A Thermal Management Design Methodology for Advanced Power Electronics Utilizing Genetic Optimization and Additive Manufacturing Techniques

Power-electronic converters are critical elements in current and future electrification efforts in transportation technologies. Safety and regulatory requirements in electric vehicles (EVs) have placed stringent new demands on the performance and reliability of the associated power electronics. In order to meet these challenges, novel architectures and construction materials are being utilized for optimizing the electrical and thermal performance of the converter systems. Due to the inherently-coupled nature of these aspects, thermal management strategies have become an integral part of the overall power-electronic design process. This paper presents a thermal-management methodology that utilizes genetic algorithms (GA) to generate topologically-optimized geometries for liquid-cooled heat sinks. These GA-generated heat sinks utilize impingement-cooling principles and leverage the flexibility of stereolithography manufacturing techniques to reduce cost, volume and weight of on-board electrical systems in EVs.
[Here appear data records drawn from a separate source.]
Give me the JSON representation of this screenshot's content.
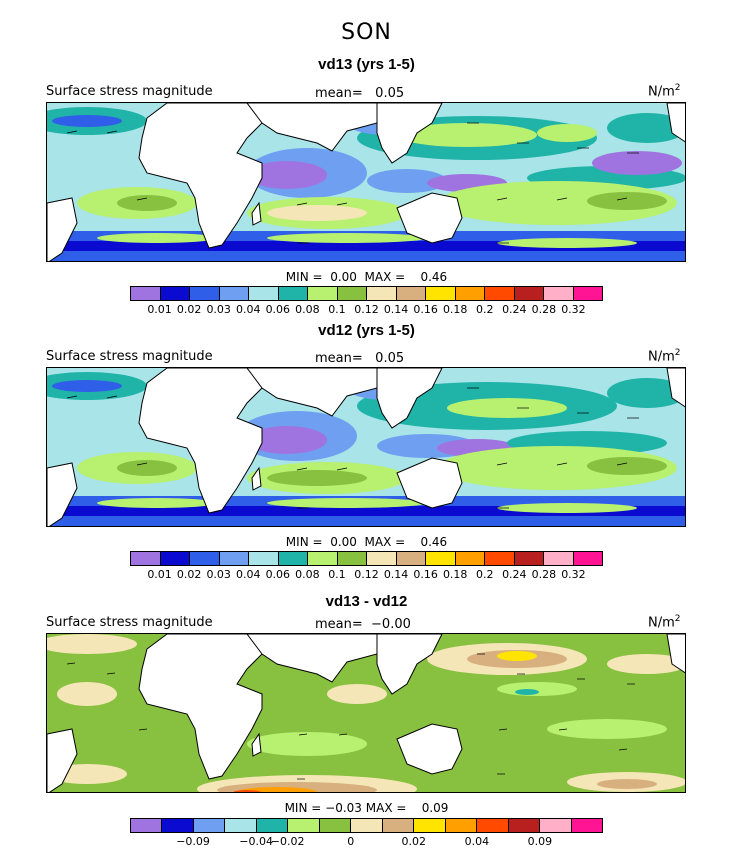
{
  "season": "SON",
  "panels": [
    {
      "title": "vd13 (yrs 1-5)",
      "field_label": "Surface stress magnitude",
      "mean_label": "mean=",
      "mean_value": "0.05",
      "units": "N/m",
      "units_exp": "2",
      "min_label": "MIN =",
      "min_value": "0.00",
      "max_label": "MAX =",
      "max_value": "0.46",
      "scale": "magnitude",
      "ticks": [
        "0.01",
        "0.02",
        "0.03",
        "0.04",
        "0.06",
        "0.08",
        "0.1",
        "0.12",
        "0.14",
        "0.16",
        "0.18",
        "0.2",
        "0.24",
        "0.28",
        "0.32"
      ]
    },
    {
      "title": "vd12 (yrs 1-5)",
      "field_label": "Surface stress magnitude",
      "mean_label": "mean=",
      "mean_value": "0.05",
      "units": "N/m",
      "units_exp": "2",
      "min_label": "MIN =",
      "min_value": "0.00",
      "max_label": "MAX =",
      "max_value": "0.46",
      "scale": "magnitude",
      "ticks": [
        "0.01",
        "0.02",
        "0.03",
        "0.04",
        "0.06",
        "0.08",
        "0.1",
        "0.12",
        "0.14",
        "0.16",
        "0.18",
        "0.2",
        "0.24",
        "0.28",
        "0.32"
      ]
    },
    {
      "title": "vd13 - vd12",
      "field_label": "Surface stress magnitude",
      "mean_label": "mean=",
      "mean_value": "−0.00",
      "units": "N/m",
      "units_exp": "2",
      "min_label": "MIN =",
      "min_value": "−0.03",
      "max_label": "MAX =",
      "max_value": "0.09",
      "scale": "difference",
      "ticks": [
        "−0.09",
        "−0.04",
        "−0.02",
        "0",
        "0.02",
        "0.04",
        "0.09"
      ]
    }
  ],
  "colors": {
    "magnitude": [
      "#9f74e0",
      "#0a0ad0",
      "#2f5fe8",
      "#6f9ff0",
      "#a8e4e8",
      "#20b4a8",
      "#b8f070",
      "#88c040",
      "#f5e6b8",
      "#d8b080",
      "#ffe400",
      "#ffa000",
      "#ff4a00",
      "#b82020",
      "#ffb0c8",
      "#ff1493"
    ],
    "difference": [
      "#9f74e0",
      "#0a0ad0",
      "#6f9ff0",
      "#a8e4e8",
      "#20b4a8",
      "#b8f070",
      "#88c040",
      "#f5e6b8",
      "#d8b080",
      "#ffe400",
      "#ffa000",
      "#ff4a00",
      "#b82020",
      "#ffb0c8",
      "#ff1493"
    ]
  }
}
This optimization process is then demonstrated for a novel 7-kW integrated power module (IPM) design that employs bare-die silicon-carbide devices on a hybrid printed circuit board utilizing ceramic elements embedded in the FR-4 substrate. Experimentally-validated electro-thermal multi-physics simulations of a GA-optimized heat sink show a 10.6°C reduction in average junction temperature of the heat-generating devices, while maintaining reasonable pressure drops and a narrow temperature variation of 1.2°C between the individual devices, as compared to the initial seed design. The results demonstrate the effectiveness of the co-design approach and the GA-based optimization methodology.